Silver Chips Online

Balancing outrage and accountability

The Montgomery County curfew bill may not be the best, but neglectful parenting is a factor in the proposal

By Saaraa Farooq, Online News Editor
August 6, 2011
Montgomery County officials proposed a nighttime curfew for children 18 and under due to a recent gang fight in Downtown Silver Spring. The curfew was proposed on July 26 by County Executive Isiah Leggett and is intended to help police deal with the spread of gang violence in the County. The curfew would prohibit kids 18 and younger to be out after 11 p.m. from Sunday to Thursday and after midnight on Friday and Saturday. Teens and parents have opposed the curfew, claiming that it infringes on parental rights. Although this opposition may have a point, the parents of Montgomery County must acknowledge that they are partly at fault for the issue at the heart of the proposal: a lack of control over their children.

The proposed curfew will keep teens off Silver Spring streets at night in hopes of preventing gang violence. Courtesy of Dan Reed
The proposed curfew will keep teens off Silver Spring streets at night in hopes of preventing gang violence.
A consequence of violating the curfew may require not only the teenager to perform community service, but also force their parents to attend parenting classes. Involving the parents in the punishment holds them accountable for the actions of their child. This seemingly redundant discipline is because although it was their child who violated curfew, the parents were still supposed to be responsible for keeping track of their child. Whether the violation was due to teen rebellion or simply because the teen keeps their life a secret, ultimately, the parents are as much to blame as the child. Many may claim that they try to keep their kids inside, but the teen violence that sparked the curfew bill shows that there is still more parenting that can be done.

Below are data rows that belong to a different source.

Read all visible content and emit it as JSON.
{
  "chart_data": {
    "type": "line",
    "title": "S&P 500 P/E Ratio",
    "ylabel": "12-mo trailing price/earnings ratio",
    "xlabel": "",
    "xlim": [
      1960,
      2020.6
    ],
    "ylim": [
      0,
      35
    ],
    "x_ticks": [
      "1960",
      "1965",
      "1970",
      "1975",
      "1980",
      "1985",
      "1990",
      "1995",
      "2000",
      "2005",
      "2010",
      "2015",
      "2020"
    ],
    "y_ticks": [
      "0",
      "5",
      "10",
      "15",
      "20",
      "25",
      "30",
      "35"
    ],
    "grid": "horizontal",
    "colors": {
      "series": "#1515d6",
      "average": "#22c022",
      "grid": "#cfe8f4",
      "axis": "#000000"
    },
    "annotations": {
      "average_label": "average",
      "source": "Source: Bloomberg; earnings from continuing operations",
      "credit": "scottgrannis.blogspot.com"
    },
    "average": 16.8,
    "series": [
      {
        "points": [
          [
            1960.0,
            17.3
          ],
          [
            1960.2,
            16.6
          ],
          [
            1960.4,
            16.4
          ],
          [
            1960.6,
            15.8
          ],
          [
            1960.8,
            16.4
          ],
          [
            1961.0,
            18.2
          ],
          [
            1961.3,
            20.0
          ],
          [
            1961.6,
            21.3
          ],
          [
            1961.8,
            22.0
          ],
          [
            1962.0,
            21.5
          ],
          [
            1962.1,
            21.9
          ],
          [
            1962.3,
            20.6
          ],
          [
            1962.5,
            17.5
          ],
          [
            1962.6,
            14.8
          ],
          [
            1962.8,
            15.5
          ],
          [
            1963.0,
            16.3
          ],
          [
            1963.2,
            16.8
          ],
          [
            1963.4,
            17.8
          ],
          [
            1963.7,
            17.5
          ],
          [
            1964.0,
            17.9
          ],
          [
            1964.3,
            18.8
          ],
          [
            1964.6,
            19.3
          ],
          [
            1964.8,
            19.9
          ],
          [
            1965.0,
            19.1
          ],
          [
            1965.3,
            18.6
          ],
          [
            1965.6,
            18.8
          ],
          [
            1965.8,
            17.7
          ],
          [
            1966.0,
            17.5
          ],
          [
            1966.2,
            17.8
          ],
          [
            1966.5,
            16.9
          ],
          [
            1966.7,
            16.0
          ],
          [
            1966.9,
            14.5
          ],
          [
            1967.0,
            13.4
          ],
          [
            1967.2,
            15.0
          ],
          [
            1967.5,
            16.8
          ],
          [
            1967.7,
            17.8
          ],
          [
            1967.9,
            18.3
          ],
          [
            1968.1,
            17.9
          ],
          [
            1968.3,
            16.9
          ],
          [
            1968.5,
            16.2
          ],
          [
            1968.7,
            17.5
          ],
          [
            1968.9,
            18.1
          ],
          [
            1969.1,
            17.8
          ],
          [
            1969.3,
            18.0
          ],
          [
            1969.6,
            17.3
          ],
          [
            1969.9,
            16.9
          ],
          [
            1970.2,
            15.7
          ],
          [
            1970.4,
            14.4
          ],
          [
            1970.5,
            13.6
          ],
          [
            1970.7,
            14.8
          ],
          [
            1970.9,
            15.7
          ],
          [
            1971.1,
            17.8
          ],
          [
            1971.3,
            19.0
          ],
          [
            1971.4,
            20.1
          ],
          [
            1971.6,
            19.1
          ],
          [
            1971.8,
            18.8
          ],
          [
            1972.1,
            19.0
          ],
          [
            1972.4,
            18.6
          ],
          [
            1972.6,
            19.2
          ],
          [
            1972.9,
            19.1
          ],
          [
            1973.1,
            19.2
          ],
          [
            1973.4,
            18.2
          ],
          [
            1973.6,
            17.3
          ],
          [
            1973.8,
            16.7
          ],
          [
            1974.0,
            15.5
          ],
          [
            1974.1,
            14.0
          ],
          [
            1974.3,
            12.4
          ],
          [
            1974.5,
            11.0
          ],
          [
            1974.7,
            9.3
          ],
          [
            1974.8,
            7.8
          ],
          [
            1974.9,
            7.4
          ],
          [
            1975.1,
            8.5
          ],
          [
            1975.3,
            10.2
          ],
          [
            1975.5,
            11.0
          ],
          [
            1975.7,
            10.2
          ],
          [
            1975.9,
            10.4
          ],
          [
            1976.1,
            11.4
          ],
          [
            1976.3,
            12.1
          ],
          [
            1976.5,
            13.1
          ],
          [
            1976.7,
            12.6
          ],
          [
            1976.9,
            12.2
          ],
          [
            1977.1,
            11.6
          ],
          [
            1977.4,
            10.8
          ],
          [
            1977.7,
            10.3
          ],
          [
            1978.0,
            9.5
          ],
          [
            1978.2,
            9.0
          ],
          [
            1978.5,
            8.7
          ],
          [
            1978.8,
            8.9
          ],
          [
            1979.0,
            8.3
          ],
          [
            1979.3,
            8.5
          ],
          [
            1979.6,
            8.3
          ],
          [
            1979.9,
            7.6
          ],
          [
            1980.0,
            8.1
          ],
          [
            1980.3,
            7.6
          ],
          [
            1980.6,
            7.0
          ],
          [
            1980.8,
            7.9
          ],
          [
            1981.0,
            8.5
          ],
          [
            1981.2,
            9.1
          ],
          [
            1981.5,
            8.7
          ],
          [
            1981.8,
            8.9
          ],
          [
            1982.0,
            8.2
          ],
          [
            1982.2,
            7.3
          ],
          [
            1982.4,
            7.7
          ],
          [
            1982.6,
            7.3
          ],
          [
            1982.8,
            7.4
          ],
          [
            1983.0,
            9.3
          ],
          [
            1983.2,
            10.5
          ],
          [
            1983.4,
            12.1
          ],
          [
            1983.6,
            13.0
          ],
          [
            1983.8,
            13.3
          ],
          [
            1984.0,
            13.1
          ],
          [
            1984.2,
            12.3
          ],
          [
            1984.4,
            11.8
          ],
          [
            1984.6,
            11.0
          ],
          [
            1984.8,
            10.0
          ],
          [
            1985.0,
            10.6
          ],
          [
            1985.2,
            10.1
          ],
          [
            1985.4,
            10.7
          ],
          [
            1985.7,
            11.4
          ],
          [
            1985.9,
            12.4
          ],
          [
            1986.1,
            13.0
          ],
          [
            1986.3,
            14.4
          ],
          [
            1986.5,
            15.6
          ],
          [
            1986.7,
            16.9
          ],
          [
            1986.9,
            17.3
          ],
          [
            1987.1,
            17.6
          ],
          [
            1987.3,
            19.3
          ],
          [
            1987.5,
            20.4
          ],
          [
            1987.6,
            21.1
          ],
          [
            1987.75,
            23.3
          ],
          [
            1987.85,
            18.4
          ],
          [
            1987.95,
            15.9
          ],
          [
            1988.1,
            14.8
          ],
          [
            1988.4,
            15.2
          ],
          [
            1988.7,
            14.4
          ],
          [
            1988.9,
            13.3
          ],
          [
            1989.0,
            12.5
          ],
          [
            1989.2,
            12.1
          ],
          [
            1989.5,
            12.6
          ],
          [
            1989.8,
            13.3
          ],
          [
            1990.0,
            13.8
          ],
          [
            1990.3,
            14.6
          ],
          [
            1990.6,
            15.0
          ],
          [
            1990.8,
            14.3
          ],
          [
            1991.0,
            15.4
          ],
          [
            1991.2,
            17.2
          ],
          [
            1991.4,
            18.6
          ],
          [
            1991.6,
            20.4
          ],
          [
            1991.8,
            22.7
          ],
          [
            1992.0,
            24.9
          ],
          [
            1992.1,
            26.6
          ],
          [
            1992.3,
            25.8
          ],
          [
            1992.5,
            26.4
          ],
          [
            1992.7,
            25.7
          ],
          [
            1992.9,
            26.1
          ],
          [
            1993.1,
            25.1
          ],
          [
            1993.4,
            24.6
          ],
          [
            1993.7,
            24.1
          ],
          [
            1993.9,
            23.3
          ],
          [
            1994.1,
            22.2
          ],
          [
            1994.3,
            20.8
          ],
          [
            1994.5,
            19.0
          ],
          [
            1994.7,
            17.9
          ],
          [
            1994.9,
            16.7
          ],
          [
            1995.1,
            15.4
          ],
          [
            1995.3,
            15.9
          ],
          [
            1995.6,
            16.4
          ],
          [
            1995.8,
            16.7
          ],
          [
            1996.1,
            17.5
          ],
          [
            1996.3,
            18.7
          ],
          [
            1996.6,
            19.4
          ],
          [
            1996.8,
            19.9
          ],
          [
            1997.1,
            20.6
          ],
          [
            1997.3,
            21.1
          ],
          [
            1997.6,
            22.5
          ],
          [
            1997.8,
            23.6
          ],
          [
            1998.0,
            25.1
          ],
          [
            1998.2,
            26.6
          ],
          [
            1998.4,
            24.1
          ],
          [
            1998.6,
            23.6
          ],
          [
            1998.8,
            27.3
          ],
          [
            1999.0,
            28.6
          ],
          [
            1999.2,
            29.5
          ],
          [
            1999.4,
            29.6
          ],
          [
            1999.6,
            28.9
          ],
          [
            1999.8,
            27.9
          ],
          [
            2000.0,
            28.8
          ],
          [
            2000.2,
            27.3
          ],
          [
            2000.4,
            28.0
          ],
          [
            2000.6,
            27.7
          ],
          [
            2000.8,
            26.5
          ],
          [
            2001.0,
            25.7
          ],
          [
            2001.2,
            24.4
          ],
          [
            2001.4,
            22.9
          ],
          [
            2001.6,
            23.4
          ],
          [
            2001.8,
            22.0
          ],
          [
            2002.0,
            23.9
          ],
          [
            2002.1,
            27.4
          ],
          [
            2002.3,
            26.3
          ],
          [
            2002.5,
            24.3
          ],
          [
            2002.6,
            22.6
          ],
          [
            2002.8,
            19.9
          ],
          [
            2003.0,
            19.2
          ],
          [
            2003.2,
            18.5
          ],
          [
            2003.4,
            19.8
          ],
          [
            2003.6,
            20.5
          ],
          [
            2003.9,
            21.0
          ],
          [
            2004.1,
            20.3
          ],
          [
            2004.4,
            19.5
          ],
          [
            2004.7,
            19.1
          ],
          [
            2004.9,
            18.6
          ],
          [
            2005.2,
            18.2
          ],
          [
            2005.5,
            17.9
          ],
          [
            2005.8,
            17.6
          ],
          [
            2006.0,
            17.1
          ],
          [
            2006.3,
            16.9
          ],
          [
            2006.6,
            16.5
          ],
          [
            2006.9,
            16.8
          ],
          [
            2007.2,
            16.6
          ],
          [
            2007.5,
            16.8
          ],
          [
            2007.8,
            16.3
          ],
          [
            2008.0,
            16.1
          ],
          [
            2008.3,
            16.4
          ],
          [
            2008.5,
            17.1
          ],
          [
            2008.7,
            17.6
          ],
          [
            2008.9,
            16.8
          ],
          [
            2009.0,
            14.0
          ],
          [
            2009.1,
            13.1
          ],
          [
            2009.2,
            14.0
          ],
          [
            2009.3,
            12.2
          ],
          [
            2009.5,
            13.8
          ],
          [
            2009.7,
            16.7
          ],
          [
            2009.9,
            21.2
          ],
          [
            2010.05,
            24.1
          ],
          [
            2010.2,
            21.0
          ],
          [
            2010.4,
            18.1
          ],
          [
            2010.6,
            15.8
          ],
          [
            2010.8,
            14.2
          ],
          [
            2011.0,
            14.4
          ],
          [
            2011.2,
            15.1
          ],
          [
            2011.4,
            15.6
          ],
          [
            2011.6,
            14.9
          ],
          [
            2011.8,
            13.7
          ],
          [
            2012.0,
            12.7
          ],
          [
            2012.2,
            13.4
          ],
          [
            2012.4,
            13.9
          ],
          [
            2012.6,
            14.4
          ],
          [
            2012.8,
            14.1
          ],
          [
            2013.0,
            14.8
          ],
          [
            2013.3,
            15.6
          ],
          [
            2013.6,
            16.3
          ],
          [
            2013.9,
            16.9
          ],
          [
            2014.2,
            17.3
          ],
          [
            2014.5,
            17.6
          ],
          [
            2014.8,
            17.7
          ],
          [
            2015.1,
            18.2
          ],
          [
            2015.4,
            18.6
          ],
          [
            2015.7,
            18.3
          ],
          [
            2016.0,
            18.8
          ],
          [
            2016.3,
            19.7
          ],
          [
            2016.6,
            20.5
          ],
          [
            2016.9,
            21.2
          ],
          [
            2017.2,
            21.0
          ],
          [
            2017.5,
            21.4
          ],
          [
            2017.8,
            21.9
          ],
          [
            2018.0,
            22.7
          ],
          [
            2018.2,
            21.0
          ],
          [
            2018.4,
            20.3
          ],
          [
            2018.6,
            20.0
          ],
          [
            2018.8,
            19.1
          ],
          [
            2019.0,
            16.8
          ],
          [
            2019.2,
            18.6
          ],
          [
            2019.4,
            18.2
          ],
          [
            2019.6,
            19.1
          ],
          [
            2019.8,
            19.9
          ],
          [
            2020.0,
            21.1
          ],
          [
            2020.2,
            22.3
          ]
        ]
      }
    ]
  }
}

Parents claim that the curfew is infringing upon their rights, but it is questionable whether or not they have acted upon those rights. If the majority of parents actually exercised their authority, then we would not be in the position that we are now. A curfew may not have seemed necessary. The police and county officials should not be the ones forced to set the curfew, parents should take it upon themselves to set such limits for their children.

Parents, though, are not fully to blame, and just because some have not done their duty doesn’t mean that the rest must suffer the consequences. Their kids are equally at fault for breaking the law and deserve to be punished for their actions. However, a curfew is not the solution to stop teens who have already been breaking the law from doing whatever they want. According to the Office of Juvenile Justice and Delinquency Prevention, there were 6,318 arrests for every 100,000 youths ages 10 through 17 in the United States in 2008. The estimated amount of juvenile arrests in 2008 was 2,111,200. The teens who are caught will be dealt with by law enforcement, given a punishment and eventually end up back home - under the guidance of their parents who have not, and probably will not, set boundaries for them.

Though it may be hard for parents to say “no” to their children or deprive them from of getting what they want, it is for the child’s own good. If kids were allowed to do anything they wanted, then who is actually in charge, the child or the parent? Of course, setting limits for children will upset adolescents, but that is a lesson they have to learn and a major responsibility of being a parent. Therefore, boundaries must be set by parents, not by county officials. The law should not tell parents how to raise their kids, but kids should not be raising themselves either.

People are not wrong to protest the curfew bill and become outraged that county officials are telling them how to parent, but events such as the gang fight show that there needs to be a way to get a firmer grasp on dangerous adolescent behavior. The curfew bill may or may not be the right way to handle juvenile crime, but it is the County's way of keeping people safe.